Wenn die Leute, durch ihre Unwissenheit, falsche CFLAGS benutzen und damit keine Optimierung des Codes veranlassen, dann ist bei ihnen was falsch gelaufen.

----------

## barbar

Ist wirklich ein interessanter Test. Ich verwende auch einen Celeron 2GHz, verwende aber die Pentium4 Option.

Bei den CFLAGS gibts ja immer noch eine Diskussion ob -02 (soll kürzeren Code als -03 erzeugen) oder -03 ("bessere OPtimierung aber längerer Code) besser ist.

Ich würde auch dem Kernel einiges an Aufmerksamkeit widmen. Hier kann wahrscheinlich auch einiges an Geschwindigkeit eingebüßt werden.

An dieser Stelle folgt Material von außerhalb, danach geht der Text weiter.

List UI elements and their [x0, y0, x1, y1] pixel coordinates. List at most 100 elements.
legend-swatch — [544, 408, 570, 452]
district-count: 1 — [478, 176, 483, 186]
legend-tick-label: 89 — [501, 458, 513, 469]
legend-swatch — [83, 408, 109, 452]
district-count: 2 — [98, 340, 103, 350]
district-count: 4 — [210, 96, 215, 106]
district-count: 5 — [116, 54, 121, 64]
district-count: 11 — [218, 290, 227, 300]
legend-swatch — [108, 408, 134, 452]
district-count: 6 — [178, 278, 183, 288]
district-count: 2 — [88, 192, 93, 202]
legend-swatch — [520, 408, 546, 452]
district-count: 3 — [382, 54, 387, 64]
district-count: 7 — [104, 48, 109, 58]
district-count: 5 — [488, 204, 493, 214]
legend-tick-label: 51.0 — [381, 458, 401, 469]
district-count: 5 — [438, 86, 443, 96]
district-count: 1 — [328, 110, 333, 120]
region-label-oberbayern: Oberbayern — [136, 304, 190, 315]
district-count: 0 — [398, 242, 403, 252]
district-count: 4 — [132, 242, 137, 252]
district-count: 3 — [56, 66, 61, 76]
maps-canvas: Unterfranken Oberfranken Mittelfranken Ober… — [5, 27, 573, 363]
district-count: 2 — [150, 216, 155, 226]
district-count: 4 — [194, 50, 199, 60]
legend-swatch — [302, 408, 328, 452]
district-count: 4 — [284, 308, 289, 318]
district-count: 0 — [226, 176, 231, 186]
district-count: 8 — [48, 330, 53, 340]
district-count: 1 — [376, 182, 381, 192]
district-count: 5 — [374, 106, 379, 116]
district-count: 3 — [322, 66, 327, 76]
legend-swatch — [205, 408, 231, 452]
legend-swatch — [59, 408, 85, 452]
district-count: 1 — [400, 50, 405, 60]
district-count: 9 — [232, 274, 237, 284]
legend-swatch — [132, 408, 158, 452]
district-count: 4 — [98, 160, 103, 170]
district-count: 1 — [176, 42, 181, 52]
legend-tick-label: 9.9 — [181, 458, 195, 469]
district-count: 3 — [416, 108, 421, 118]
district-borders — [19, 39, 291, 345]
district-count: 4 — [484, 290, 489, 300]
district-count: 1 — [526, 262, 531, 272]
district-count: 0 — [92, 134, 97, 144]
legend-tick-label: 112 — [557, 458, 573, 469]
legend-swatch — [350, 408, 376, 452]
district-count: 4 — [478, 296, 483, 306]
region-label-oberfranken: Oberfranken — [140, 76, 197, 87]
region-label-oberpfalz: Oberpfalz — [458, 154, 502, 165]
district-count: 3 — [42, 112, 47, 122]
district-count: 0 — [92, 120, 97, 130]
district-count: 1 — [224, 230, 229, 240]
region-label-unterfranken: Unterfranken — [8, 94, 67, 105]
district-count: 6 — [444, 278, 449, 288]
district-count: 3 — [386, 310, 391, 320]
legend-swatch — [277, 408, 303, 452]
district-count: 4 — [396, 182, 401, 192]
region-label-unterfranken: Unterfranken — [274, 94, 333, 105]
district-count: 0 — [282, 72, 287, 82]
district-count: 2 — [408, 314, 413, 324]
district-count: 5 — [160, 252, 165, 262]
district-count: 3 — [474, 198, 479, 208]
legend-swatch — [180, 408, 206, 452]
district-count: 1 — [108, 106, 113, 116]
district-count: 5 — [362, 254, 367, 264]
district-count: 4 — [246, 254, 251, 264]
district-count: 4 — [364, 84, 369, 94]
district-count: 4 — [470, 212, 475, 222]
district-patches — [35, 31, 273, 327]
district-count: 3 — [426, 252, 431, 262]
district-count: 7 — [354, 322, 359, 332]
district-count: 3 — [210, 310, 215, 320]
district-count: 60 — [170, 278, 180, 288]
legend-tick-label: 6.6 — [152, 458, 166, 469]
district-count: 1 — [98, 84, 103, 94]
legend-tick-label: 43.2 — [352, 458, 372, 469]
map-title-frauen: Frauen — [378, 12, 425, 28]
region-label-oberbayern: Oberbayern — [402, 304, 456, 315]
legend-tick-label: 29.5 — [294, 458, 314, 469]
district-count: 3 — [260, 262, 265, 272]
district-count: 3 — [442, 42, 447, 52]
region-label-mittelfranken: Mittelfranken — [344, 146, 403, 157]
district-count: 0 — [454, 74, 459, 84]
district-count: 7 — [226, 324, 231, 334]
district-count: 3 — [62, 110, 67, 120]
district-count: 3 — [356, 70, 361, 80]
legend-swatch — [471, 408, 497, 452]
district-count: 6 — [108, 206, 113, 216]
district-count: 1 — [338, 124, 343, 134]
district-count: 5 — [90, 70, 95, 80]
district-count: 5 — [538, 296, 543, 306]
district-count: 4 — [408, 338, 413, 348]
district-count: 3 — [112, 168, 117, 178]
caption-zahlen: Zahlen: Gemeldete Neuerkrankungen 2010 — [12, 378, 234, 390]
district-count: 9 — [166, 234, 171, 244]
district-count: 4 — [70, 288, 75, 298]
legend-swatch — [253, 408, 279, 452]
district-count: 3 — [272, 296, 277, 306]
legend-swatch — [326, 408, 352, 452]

Für mich war die Geschwindigkeit auch ein Argument für Gentoo. Mittlerweile sinds aber auch die vielen anderen Möglichkeiten ein System zu optimieren (vorallem die portage, weder rpm noch apt-get sind so komfortabel) und eine wunderbare Community die mich von Gentoo überzeugen.

----------

## gfc

 *magir wrote:*   

> Tolle Antwort,
> 
> mich hindert keiner, nur bin ich enttäuscht von Gentoo, denn die Hauptausage ist, mach dir ein schnelles System aus Sourcen. Das ist doch das was auch auf der Gentoo seite gepriesen wird. Performance! 
> 
> Wenn aber diese nicht gibt, dann ist doch was schief gelaufen, oder?

 

ich traue keiner Statistik, die ich nicht selbst gefälscht habe  :Wink: 

sorry, ich hatte früher 2 Distros nebeneinander und der Unterschied war frappierend.. auf der anderen Seite:

Performance ist wohl ned der alleinige Vorteil von Gentoo.. da wären auch Portage und ein super aufgeräumtes /etc und /usr

----------

## maestro

Debian hat den Vorteil, dass du Packete von vor 2 Jahren auf dem System hast.   :Razz: 

Mal im ernst. Der Vorteil von Gentoo liegt für mich in erster Linie darin, dass man ein sehr aktuelles und wenn man will auch kleines System hat. Geschwindigkeitsunterschiede konnte ich nicht feststellen. Hatte lange Zeit Debian drauf, und das es schneller als Gentoo ist würd ich (subjektiv) jetzt nicht sagen. Debian werkelt zudem auf meinem Server rum, und Fakt ist, dass man mit Debian nicht gerade sehr aktuell ist.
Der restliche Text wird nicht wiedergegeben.